Nous laissons donc la parole à Franck BRÉHIER :
"Je suis spéléo et plongeur spéléo sur l'Ariège. Lors d'un récent passage dans votre département, je suis allé rejeter un oeil dans la résurgence au-dessus d'Ollioules, la résurgence du Mascaron je crois... J'avais entendu parler de cette résurgence lorsque j'étais étudiant au labo de Moulis, et avais fait une première plongée lors du congrès national (2003). A cette occasion, j'avais franchi l'étroiture à quelques mètres de l'entrée qui avait arrêté Marc Renaud, et avais poursuivi un peu dans une galerie avec plusieurs passages étroits, aux parois très corrodées, touillant beaucoup au retour. Retour donc récement. J'ai poursuivi l'explo sur 105 m au total, et me suis arrêté à la profondeur de -34m. Ca continue à descendre, les volumes sont plus grands. Enfin globalement c'est plutôt de étroit-étroit. J'ai fait un bout de topo sur les 75 premiers mètres, jusqu'à la profondeur de -19"

Topographie : Franck BRÉHIER
Cette exploration est exceptionnelle. C'est l'espoir de mieux comprendre le fonctionnement hydrologique de cet exutoire. Les hydrogéologues se passionnent pour cette source mystérieuse depuis longtemps. C’est notamment l’aspect thermique qui les intéresse. Les futures investigations devraient nous amener de nouveaux éléments précieux.Mais Franck a découvert autre chose qui devrait éclairer la connaissance biologique :
"Pour ma part, je suis très intéressé pour continuer l'explo et compte le faire, même si c'est un peu loin de la maison. J'ai revu ces filaments bactériens qui avaient été mentionnés, je n'ai pas de nom pour l'instant de spécialiste mais je compte me renseigner, je pourrai trouver ça facilement (je travaille souvent avec le Muséum, j'ai fait de la bio sout). Cela peut être intéressant. Je n'ai pas vu en revanche de macrocrustacés (Stenasellus ou autre Niphargus), mais je pense qu'il serait intéressant de poser des pièges, les caractéristiques physico-chimiques de l'eau sont originales et on peut avoir des surprises."
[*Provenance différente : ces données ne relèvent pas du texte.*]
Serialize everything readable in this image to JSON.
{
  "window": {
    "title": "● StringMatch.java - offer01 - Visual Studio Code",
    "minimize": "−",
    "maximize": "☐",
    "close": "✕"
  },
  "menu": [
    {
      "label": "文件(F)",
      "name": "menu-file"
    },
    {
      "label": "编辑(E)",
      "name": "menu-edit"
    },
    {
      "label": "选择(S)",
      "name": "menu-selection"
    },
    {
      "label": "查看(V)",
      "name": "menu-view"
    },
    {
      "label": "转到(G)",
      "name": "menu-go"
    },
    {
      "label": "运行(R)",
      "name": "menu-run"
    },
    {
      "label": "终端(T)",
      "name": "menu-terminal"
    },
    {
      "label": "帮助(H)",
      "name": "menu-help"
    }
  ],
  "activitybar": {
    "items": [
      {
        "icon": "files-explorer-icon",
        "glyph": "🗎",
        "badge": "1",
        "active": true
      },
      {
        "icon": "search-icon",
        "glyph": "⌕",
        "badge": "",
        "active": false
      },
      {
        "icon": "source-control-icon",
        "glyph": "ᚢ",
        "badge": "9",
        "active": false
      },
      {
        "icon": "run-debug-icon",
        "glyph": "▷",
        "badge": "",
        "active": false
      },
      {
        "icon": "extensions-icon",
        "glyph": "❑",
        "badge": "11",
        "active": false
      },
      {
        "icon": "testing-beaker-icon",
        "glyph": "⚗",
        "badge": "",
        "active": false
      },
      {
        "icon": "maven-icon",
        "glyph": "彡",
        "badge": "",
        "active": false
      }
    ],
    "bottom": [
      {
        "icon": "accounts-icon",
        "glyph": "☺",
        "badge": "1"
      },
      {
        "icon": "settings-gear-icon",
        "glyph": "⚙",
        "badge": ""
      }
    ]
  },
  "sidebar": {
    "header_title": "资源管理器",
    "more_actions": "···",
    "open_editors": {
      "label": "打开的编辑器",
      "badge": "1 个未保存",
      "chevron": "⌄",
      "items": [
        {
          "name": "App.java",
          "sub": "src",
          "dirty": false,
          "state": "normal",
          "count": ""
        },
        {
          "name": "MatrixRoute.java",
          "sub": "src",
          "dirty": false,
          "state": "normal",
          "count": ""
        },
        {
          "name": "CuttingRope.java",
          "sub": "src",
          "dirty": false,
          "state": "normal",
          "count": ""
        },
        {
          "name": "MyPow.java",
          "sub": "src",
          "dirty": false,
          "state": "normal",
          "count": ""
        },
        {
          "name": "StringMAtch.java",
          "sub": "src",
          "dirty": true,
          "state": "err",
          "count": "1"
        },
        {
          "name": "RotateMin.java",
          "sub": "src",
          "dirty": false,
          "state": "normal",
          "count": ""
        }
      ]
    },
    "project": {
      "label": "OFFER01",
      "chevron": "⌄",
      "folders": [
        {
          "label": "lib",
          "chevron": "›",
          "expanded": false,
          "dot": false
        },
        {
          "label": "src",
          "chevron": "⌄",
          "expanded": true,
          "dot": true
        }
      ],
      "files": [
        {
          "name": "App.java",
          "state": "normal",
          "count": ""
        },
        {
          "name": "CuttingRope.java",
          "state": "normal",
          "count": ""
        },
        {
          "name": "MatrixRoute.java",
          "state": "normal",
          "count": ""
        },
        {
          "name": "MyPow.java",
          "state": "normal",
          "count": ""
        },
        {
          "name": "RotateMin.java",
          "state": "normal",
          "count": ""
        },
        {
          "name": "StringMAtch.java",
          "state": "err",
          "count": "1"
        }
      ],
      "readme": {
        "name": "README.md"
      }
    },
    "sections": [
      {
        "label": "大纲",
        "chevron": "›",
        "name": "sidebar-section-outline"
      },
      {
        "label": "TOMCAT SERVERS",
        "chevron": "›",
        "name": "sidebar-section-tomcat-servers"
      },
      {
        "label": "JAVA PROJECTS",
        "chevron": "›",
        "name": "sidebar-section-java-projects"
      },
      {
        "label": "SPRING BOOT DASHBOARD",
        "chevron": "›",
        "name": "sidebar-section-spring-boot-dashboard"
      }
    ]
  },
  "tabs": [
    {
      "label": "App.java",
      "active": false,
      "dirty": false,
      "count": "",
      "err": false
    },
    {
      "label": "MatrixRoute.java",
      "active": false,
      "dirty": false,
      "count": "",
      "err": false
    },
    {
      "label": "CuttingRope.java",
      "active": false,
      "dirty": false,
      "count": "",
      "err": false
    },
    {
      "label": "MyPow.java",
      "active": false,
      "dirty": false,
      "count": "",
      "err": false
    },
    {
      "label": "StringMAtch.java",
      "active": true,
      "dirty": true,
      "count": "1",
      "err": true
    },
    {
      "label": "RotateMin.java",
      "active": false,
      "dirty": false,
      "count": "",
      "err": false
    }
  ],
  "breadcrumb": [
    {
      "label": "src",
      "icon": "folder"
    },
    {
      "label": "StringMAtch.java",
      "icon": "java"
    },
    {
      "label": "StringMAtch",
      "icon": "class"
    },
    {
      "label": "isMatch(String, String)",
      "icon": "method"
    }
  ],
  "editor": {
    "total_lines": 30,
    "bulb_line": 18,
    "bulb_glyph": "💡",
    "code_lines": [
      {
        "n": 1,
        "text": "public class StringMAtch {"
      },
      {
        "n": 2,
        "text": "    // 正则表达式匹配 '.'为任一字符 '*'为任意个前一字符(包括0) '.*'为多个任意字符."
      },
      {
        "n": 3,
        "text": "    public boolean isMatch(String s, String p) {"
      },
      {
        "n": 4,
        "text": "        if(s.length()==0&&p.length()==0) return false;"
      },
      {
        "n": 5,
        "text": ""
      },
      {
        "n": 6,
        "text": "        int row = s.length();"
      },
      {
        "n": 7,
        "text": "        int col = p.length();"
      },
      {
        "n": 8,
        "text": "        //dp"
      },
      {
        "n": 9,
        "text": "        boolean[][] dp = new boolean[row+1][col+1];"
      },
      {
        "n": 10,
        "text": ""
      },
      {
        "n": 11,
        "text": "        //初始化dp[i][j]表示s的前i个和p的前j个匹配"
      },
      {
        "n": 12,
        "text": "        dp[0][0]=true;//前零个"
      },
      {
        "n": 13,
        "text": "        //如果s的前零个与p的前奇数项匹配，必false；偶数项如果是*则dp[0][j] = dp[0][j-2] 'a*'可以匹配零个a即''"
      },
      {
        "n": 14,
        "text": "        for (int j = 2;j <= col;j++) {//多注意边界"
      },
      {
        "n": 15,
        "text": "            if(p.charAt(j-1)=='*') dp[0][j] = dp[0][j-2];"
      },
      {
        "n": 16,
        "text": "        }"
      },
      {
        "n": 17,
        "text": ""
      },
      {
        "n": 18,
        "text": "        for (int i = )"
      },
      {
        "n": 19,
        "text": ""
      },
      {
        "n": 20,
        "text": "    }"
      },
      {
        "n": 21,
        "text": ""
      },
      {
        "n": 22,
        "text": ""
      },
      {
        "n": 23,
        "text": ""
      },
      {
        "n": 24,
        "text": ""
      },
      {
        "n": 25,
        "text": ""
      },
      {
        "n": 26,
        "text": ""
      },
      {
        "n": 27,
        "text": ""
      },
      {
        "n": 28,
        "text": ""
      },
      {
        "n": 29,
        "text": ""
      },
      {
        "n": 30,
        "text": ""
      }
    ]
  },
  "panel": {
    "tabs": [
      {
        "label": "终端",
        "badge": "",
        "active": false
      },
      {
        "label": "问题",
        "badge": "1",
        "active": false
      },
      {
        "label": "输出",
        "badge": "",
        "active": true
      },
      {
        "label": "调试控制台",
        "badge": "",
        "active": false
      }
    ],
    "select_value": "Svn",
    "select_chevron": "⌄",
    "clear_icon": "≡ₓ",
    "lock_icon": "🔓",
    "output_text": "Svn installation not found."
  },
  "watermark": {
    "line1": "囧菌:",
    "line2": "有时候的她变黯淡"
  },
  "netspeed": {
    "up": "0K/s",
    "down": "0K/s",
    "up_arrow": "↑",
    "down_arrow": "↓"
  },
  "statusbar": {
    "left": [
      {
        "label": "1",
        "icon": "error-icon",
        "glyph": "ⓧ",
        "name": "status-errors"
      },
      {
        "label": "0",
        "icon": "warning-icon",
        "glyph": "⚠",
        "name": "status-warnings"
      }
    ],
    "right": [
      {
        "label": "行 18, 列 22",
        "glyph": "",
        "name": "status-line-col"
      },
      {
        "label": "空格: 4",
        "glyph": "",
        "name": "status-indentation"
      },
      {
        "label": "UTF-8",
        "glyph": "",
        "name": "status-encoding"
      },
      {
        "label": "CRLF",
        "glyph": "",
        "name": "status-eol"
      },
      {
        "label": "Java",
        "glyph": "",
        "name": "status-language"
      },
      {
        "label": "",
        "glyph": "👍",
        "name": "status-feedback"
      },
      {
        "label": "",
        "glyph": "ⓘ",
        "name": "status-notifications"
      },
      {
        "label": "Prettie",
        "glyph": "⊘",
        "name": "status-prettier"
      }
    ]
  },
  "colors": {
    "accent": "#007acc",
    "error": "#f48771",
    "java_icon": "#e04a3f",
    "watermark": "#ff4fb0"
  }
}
Maintenant, nous savons que les rêves les plus fous sont permis. Nous attendons avec impatience de nouvelles explorations de cette source. Celle-là même qui a permis à la naissance d’Ollioules. Celle-là même qui a fait la réputation internationale du village en tant que capitale mondiale de la fleur. Celle-là même qui a vu passer des dizaines de péripatéticiennes venues de leur maison close toute proche pour profiter de l’agréable température de l’eau pour se laver.
Si la source de l’Abus garde encore pas mal de secrets, c’est une partie de ceux ci que Franck BRÉHIER vient de nous dévoiler…
A suivre…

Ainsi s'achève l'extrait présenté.